Don't expect to get your gifts back...

A friend recently had a several falling out with her sister over a gift one had given their mother. The mother had this vase for years then when downsizing gave it to the other sister. The "giver" was upset because she always expected to get the vase back. I've discussed this situation with other friends and it seems to be an issue over and over, one family to the next. A child give something to a parent expecting to get it back 'someday' 'when Mom loves' or dies. Within my own family, my brother claims many of the things in my mothers home, and says "because I paid for it" - which may or may not be true. The rest of us have households with enough stuff, so if he wants it, he can have it. It's not worth arguing over.

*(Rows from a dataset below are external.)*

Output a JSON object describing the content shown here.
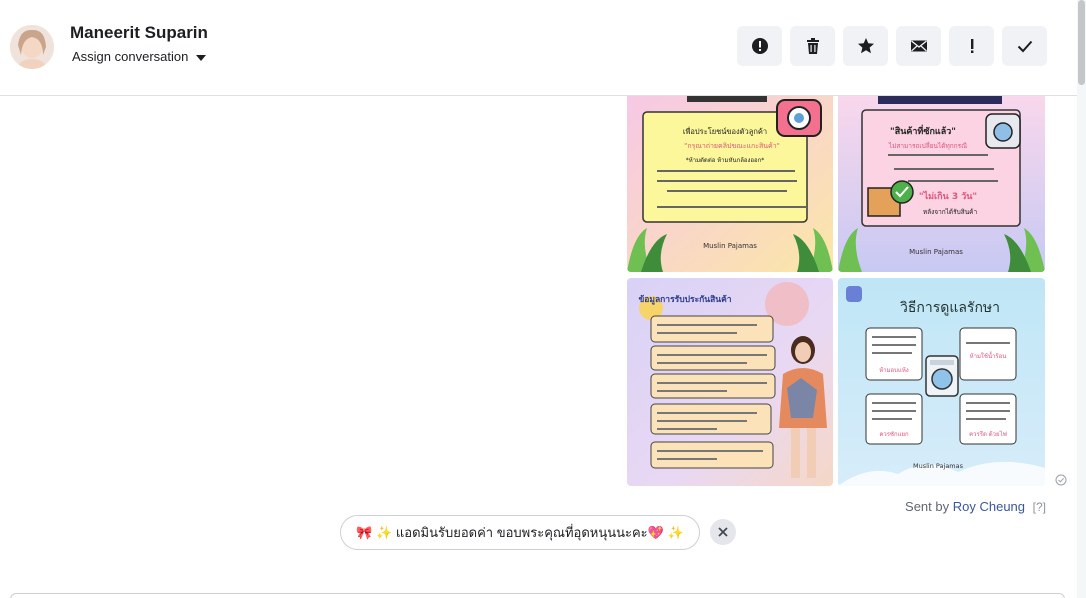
{
  "header": {
    "contact_name": "Maneerit Suparin",
    "assign_label": "Assign conversation"
  },
  "toolbar": {
    "buttons": [
      {
        "name": "report-spam-button",
        "icon": "alert-circle-icon"
      },
      {
        "name": "delete-button",
        "icon": "trash-icon"
      },
      {
        "name": "star-button",
        "icon": "star-icon"
      },
      {
        "name": "mark-unread-button",
        "icon": "envelope-icon"
      },
      {
        "name": "important-button",
        "icon": "exclamation-icon"
      },
      {
        "name": "mark-done-button",
        "icon": "check-icon"
      }
    ]
  },
  "images": {
    "tile1": {
      "line1": "เพื่อประโยชน์ของตัวลูกค้า",
      "line2": "\"กรุณาถ่ายคลิปขณะแกะสินค้า\"",
      "line3": "*ห้ามตัดต่อ ห้ามหันกล้องออก*",
      "footer": "Muslin Pajamas"
    },
    "tile2": {
      "title": "\"สินค้าที่ซักแล้ว\"",
      "line2": "ไม่สามารถเปลี่ยนได้ทุกกรณี",
      "big": "\"ไม่เกิน 3 วัน\"",
      "line4": "หลังจากได้รับสินค้า",
      "footer": "Muslin Pajamas"
    },
    "tile3": {
      "title": "ข้อมูลการรับประกันสินค้า"
    },
    "tile4": {
      "title": "วิธีการดูแลรักษา",
      "label1": "ห้ามใช้น้ำร้อน",
      "label2": "ห้ามอบแห้ง",
      "label3": "ควรซักแยก",
      "label4": "ควรรีด ด้วยไฟ",
      "footer": "Muslin Pajamas"
    }
  },
  "message": {
    "sent_by_prefix": "Sent by",
    "sent_by_name": "Roy Cheung",
    "help_mark": "[?]",
    "reply_text": "🎀 ✨ แอดมินรับยอดค่า ขอบพระคุณที่อุดหนุนนะคะ💖 ✨"
  },
  "colors": {
    "accent_link": "#385898",
    "toolbar_bg": "#f0f2f5"
  }
}
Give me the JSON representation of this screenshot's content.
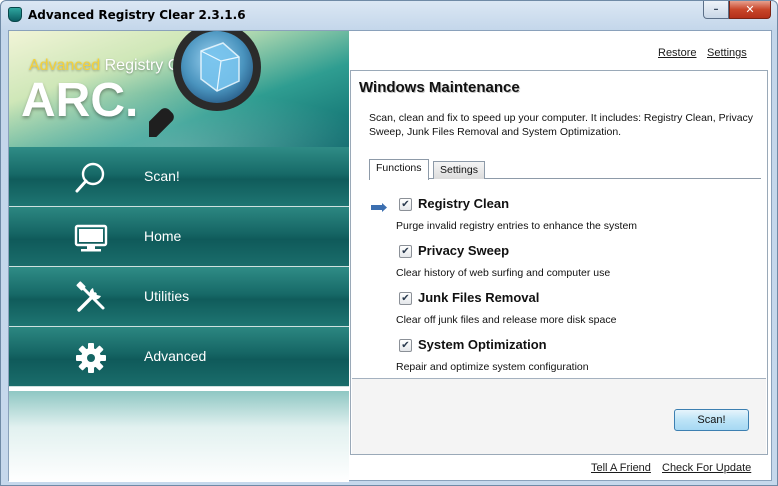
{
  "window": {
    "title": "Advanced Registry Clear  2.3.1.6",
    "minimize_glyph": "–",
    "close_glyph": "✕"
  },
  "brand": {
    "name_highlight": "Advanced",
    "name_rest": " Registry Clear",
    "abbr": "ARC.",
    "logo_icon": "magnifier-icon"
  },
  "nav": {
    "items": [
      {
        "label": "Scan!",
        "icon": "search-icon"
      },
      {
        "label": "Home",
        "icon": "monitor-icon"
      },
      {
        "label": "Utilities",
        "icon": "tools-icon"
      },
      {
        "label": "Advanced",
        "icon": "gear-icon"
      }
    ]
  },
  "header_links": {
    "restore": "Restore",
    "settings": "Settings"
  },
  "main": {
    "title": "Windows Maintenance",
    "description": "Scan, clean and fix to speed up your computer. It includes: Registry Clean, Privacy Sweep, Junk Files Removal and System Optimization.",
    "tabs": [
      {
        "label": "Functions",
        "active": true
      },
      {
        "label": "Settings",
        "active": false
      }
    ],
    "functions": [
      {
        "name": "Registry Clean",
        "desc": "Purge invalid registry entries to enhance the system",
        "checked": true,
        "selected": true
      },
      {
        "name": "Privacy Sweep",
        "desc": "Clear history of web surfing and computer use",
        "checked": true,
        "selected": false
      },
      {
        "name": "Junk Files Removal",
        "desc": "Clear off junk files and release more disk space",
        "checked": true,
        "selected": false
      },
      {
        "name": "System Optimization",
        "desc": "Repair and optimize system configuration",
        "checked": true,
        "selected": false
      }
    ],
    "check_glyph": "✔",
    "scan_button": "Scan!"
  },
  "footer_links": {
    "tell_friend": "Tell A Friend",
    "check_update": "Check For Update"
  },
  "colors": {
    "nav_teal": "#156564",
    "accent_blue": "#3c7fb1",
    "brand_yellow": "#f4d13a"
  }
}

My friend's situation above, however, resulted in hurt feelings, not necessarily anger. The giver was upset that her mother gave away "her" vase and upset with her sister for taking it when she knew the giver wanted it back. The giver felt betrayed by both her mother and her sister. What to do in cases like this is difficult. One must understand WHY mom gave the vase to the other sister. Did the sister ask for the vase? Did mom forget that the giver wanted it back? Did the giver clearly tell Mom that she wanted the vase back some day? In this case, I know the Mom and I'm sure she just forgot about the arrangement to return the vase but I could see where Mom could resent such an expectation. In the end, the sisters talked without involving Mom and sister two gave the vase to the giver. I could imagine, though, that this type of thing could escalate into one of those situations that triggers an argument, grudges and the breakdown of a relationship.

If it were me, I'd tell my daughter that if she wanted the vase, she should buy one for herself and I'd wonder why she gave it to me in the first place. It is obsurd to present a gift to someone and then expect it back. It's a GIFT not a LOAN. There are all kinds of complicated scenarios that could arise and each is just one more chance for hurt feelings, disappointment and confusion. It's best to just avoid that completely.

When we give a gift, we must live with the outcome of that action. Once the gift is presented, it becomes the property of the recipient and is theirs to do with as they please. I would hope that people could be genuinely open and act from a loving place. If you like and appreciate a gift, say so and use it with pleasure. If you are presented with a gift but it's the wrong size/color/texture/smell/style/etc. then gently speak up and let the giver exchange or return it. When it comes to your parents, don't complicate their lives, especially if they are elderly. Give them things that they will use and enjoy. Don't give them something because you want it for yourself at some point you just risk hurt and disappointment if it's broken or damaged, or also desired by a sibling.